Джозеф с трудом проглотил слюну, произнося:
– Она замечательная женщина, и тебе повезло.
– Повторяю, она мне очень нравится, но она заслуживает другого, а не меня. Лучшего. Она так умна, сообразительна, полна жизни.
– Согласен, – охотно подтвердил Джозеф.
– Ты знаешь, что Виола тоже здесь?
– Нет. Неужели? Я не видел ее.
– Виола здесь и ее противная кузина тоже.
– Абигайль? – спросил Джозеф дрогнувшим голосом.
– Прости, я кое о чем забыл. Дело в том, что Виола и Диши опять помолвлены.
– Опять? Ты думаешь, что на этот раз уже окончательно?
Филип пожал плечами:
– Кто знает? Ну хорошо, я вижу, ты спешишь, и я не смею задерживать тебя.
– Подожди минуту. – Джозеф положил руку на плечо друга. – Что гнетет тебя? Ты приглашен к принцу, у тебя красавица невеста, и ты скоро станешь членом парламента. Но я никогда еще не видел тебя в таком удрученном состоянии. Не надо притворяться, я слишком хорошо тебя знаю. Я не видел тебя таким несчастным с того дня, когда Скаффи Уильямс сломал твою крикетную биту.
Филип даже не улыбнулся.
– Расскажи, что с тобой, – настаивал Джозеф.

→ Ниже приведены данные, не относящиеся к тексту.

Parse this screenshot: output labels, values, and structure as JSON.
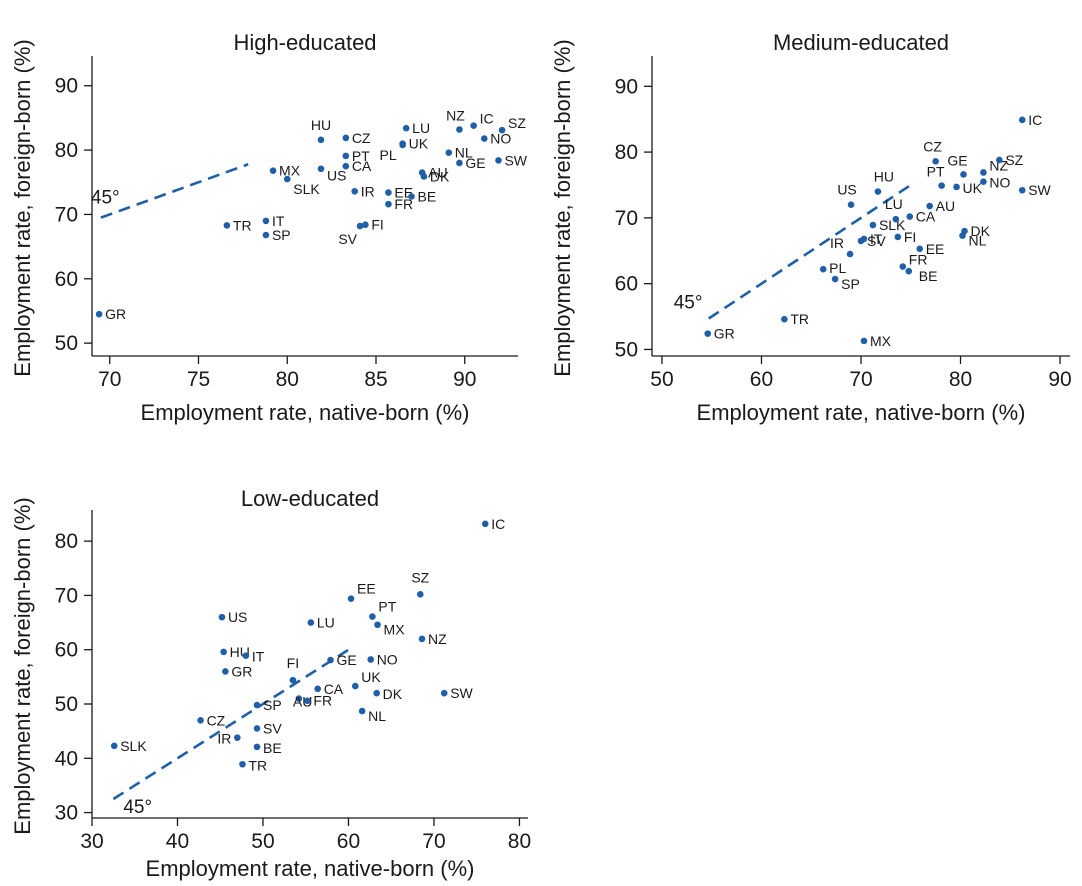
{
  "colors": {
    "point": "#1f5fa8",
    "axis": "#1a1a1a",
    "reference_line": "#1f5fa8"
  },
  "chart_data": [
    {
      "type": "scatter",
      "title": "High-educated",
      "xlabel": "Employment rate, native-born (%)",
      "ylabel": "Employment rate, foreign-born (%)",
      "xlim": [
        69,
        93
      ],
      "ylim": [
        48,
        94
      ],
      "xticks": [
        70,
        75,
        80,
        85,
        90
      ],
      "yticks": [
        50,
        60,
        70,
        80,
        90
      ],
      "reference_line": {
        "label": "45°",
        "x": [
          69.5,
          77.8
        ]
      },
      "points": [
        {
          "label": "GR",
          "x": 69.4,
          "y": 54.5
        },
        {
          "label": "TR",
          "x": 76.6,
          "y": 68.3
        },
        {
          "label": "IT",
          "x": 78.8,
          "y": 69.0
        },
        {
          "label": "SP",
          "x": 78.8,
          "y": 66.8
        },
        {
          "label": "MX",
          "x": 79.2,
          "y": 76.8
        },
        {
          "label": "SLK",
          "x": 80.0,
          "y": 75.5
        },
        {
          "label": "HU",
          "x": 81.9,
          "y": 81.6
        },
        {
          "label": "US",
          "x": 81.9,
          "y": 77.1
        },
        {
          "label": "PT",
          "x": 83.3,
          "y": 79.1
        },
        {
          "label": "CA",
          "x": 83.3,
          "y": 77.5
        },
        {
          "label": "CZ",
          "x": 83.3,
          "y": 81.9
        },
        {
          "label": "IR",
          "x": 83.8,
          "y": 73.6
        },
        {
          "label": "FI",
          "x": 84.4,
          "y": 68.4
        },
        {
          "label": "SV",
          "x": 84.1,
          "y": 68.2
        },
        {
          "label": "EE",
          "x": 85.7,
          "y": 73.4
        },
        {
          "label": "FR",
          "x": 85.7,
          "y": 71.6
        },
        {
          "label": "LU",
          "x": 86.7,
          "y": 83.4
        },
        {
          "label": "UK",
          "x": 86.5,
          "y": 81.0
        },
        {
          "label": "PL",
          "x": 86.5,
          "y": 80.8
        },
        {
          "label": "BE",
          "x": 87.0,
          "y": 72.8
        },
        {
          "label": "AU",
          "x": 87.6,
          "y": 76.5
        },
        {
          "label": "DK",
          "x": 87.7,
          "y": 75.9
        },
        {
          "label": "NL",
          "x": 89.1,
          "y": 79.6
        },
        {
          "label": "GE",
          "x": 89.7,
          "y": 78.0
        },
        {
          "label": "NZ",
          "x": 89.7,
          "y": 83.2
        },
        {
          "label": "IC",
          "x": 90.5,
          "y": 83.8
        },
        {
          "label": "NO",
          "x": 91.1,
          "y": 81.8
        },
        {
          "label": "SZ",
          "x": 92.1,
          "y": 83.1
        },
        {
          "label": "SW",
          "x": 91.9,
          "y": 78.4
        }
      ]
    },
    {
      "type": "scatter",
      "title": "Medium-educated",
      "xlabel": "Employment rate, native-born (%)",
      "ylabel": "Employment rate, foreign-born (%)",
      "xlim": [
        49,
        91
      ],
      "ylim": [
        49,
        94
      ],
      "xticks": [
        50,
        60,
        70,
        80,
        90
      ],
      "yticks": [
        50,
        60,
        70,
        80,
        90
      ],
      "reference_line": {
        "label": "45°",
        "x": [
          54.7,
          75.0
        ]
      },
      "points": [
        {
          "label": "GR",
          "x": 54.6,
          "y": 52.4
        },
        {
          "label": "TR",
          "x": 62.3,
          "y": 54.6
        },
        {
          "label": "MX",
          "x": 70.3,
          "y": 51.3
        },
        {
          "label": "PL",
          "x": 66.2,
          "y": 62.2
        },
        {
          "label": "SP",
          "x": 67.4,
          "y": 60.7
        },
        {
          "label": "IR",
          "x": 68.9,
          "y": 64.5
        },
        {
          "label": "SV",
          "x": 70.0,
          "y": 66.5
        },
        {
          "label": "IT",
          "x": 70.3,
          "y": 66.8
        },
        {
          "label": "US",
          "x": 69.0,
          "y": 72.0
        },
        {
          "label": "SLK",
          "x": 71.2,
          "y": 68.9
        },
        {
          "label": "HU",
          "x": 71.7,
          "y": 74.0
        },
        {
          "label": "LU",
          "x": 73.5,
          "y": 69.8
        },
        {
          "label": "FI",
          "x": 73.7,
          "y": 67.1
        },
        {
          "label": "CA",
          "x": 74.9,
          "y": 70.2
        },
        {
          "label": "EE",
          "x": 75.9,
          "y": 65.3
        },
        {
          "label": "FR",
          "x": 74.2,
          "y": 62.6
        },
        {
          "label": "BE",
          "x": 74.8,
          "y": 61.9
        },
        {
          "label": "AU",
          "x": 76.9,
          "y": 71.8
        },
        {
          "label": "CZ",
          "x": 77.5,
          "y": 78.6
        },
        {
          "label": "PT",
          "x": 78.1,
          "y": 74.9
        },
        {
          "label": "UK",
          "x": 79.6,
          "y": 74.7
        },
        {
          "label": "GE",
          "x": 80.3,
          "y": 76.6
        },
        {
          "label": "DK",
          "x": 80.4,
          "y": 68.0
        },
        {
          "label": "NL",
          "x": 80.2,
          "y": 67.3
        },
        {
          "label": "NZ",
          "x": 82.3,
          "y": 76.9
        },
        {
          "label": "NO",
          "x": 82.3,
          "y": 75.5
        },
        {
          "label": "SZ",
          "x": 83.9,
          "y": 78.8
        },
        {
          "label": "IC",
          "x": 86.2,
          "y": 84.9
        },
        {
          "label": "SW",
          "x": 86.2,
          "y": 74.2
        }
      ]
    },
    {
      "type": "scatter",
      "title": "Low-educated",
      "xlabel": "Employment rate, native-born (%)",
      "ylabel": "Employment rate, foreign-born (%)",
      "xlim": [
        30,
        81
      ],
      "ylim": [
        29,
        85
      ],
      "xticks": [
        30,
        40,
        50,
        60,
        70,
        80
      ],
      "yticks": [
        30,
        40,
        50,
        60,
        70,
        80
      ],
      "reference_line": {
        "label": "45°",
        "x": [
          32.5,
          60.0
        ]
      },
      "points": [
        {
          "label": "SLK",
          "x": 32.6,
          "y": 42.3
        },
        {
          "label": "CZ",
          "x": 42.7,
          "y": 47.0
        },
        {
          "label": "US",
          "x": 45.2,
          "y": 66.0
        },
        {
          "label": "HU",
          "x": 45.4,
          "y": 59.6
        },
        {
          "label": "GR",
          "x": 45.6,
          "y": 56.0
        },
        {
          "label": "IT",
          "x": 48.0,
          "y": 58.9
        },
        {
          "label": "IR",
          "x": 47.0,
          "y": 43.8
        },
        {
          "label": "TR",
          "x": 47.6,
          "y": 38.9
        },
        {
          "label": "SP",
          "x": 49.3,
          "y": 49.8
        },
        {
          "label": "SV",
          "x": 49.3,
          "y": 45.5
        },
        {
          "label": "BE",
          "x": 49.3,
          "y": 42.1
        },
        {
          "label": "FI",
          "x": 53.5,
          "y": 54.4
        },
        {
          "label": "AU",
          "x": 54.2,
          "y": 51.0
        },
        {
          "label": "FR",
          "x": 55.2,
          "y": 50.6
        },
        {
          "label": "CA",
          "x": 56.4,
          "y": 52.8
        },
        {
          "label": "LU",
          "x": 55.6,
          "y": 65.0
        },
        {
          "label": "GE",
          "x": 57.9,
          "y": 58.1
        },
        {
          "label": "EE",
          "x": 60.3,
          "y": 69.4
        },
        {
          "label": "UK",
          "x": 60.8,
          "y": 53.3
        },
        {
          "label": "NL",
          "x": 61.6,
          "y": 48.7
        },
        {
          "label": "NO",
          "x": 62.6,
          "y": 58.2
        },
        {
          "label": "PT",
          "x": 62.8,
          "y": 66.1
        },
        {
          "label": "DK",
          "x": 63.3,
          "y": 52.0
        },
        {
          "label": "MX",
          "x": 63.4,
          "y": 64.6
        },
        {
          "label": "SZ",
          "x": 68.4,
          "y": 70.2
        },
        {
          "label": "NZ",
          "x": 68.6,
          "y": 62.0
        },
        {
          "label": "SW",
          "x": 71.2,
          "y": 52.0
        },
        {
          "label": "IC",
          "x": 76.0,
          "y": 83.2
        }
      ]
    }
  ]
}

– Черт побери, – хрипло выдохнул Филип. – Я не хочу быть здесь, не хочу жить по указке матери. Хочу быть свободным и совершать собственные ошибки.
– Тогда сделай это.
Филип горько рассмеялся:
– Думаешь, это так просто?
– Конечно, не просто. А разве сейчас тебе легко? – Филип покачал головой. – Ради Бога, Филип. Послушай меня. Ты должен делать все, чтобы быть счастливым. И у тебя есть пока время осуществить свои мечты. А они у тебя есть, я знаю. Не позволяй им увянуть, превратиться в шелуху. Иди своей дорогой.
– Но моя мать…
– С ней будет все в порядке.
– У меня есть обязательства.
– Только перед самим собой. Ты никому ничего не должен. Но если не перестанешь пренебрегать своими талантами и желаниями, то потеряешь себя. А однажды потеряв, ничего уже не вернешь.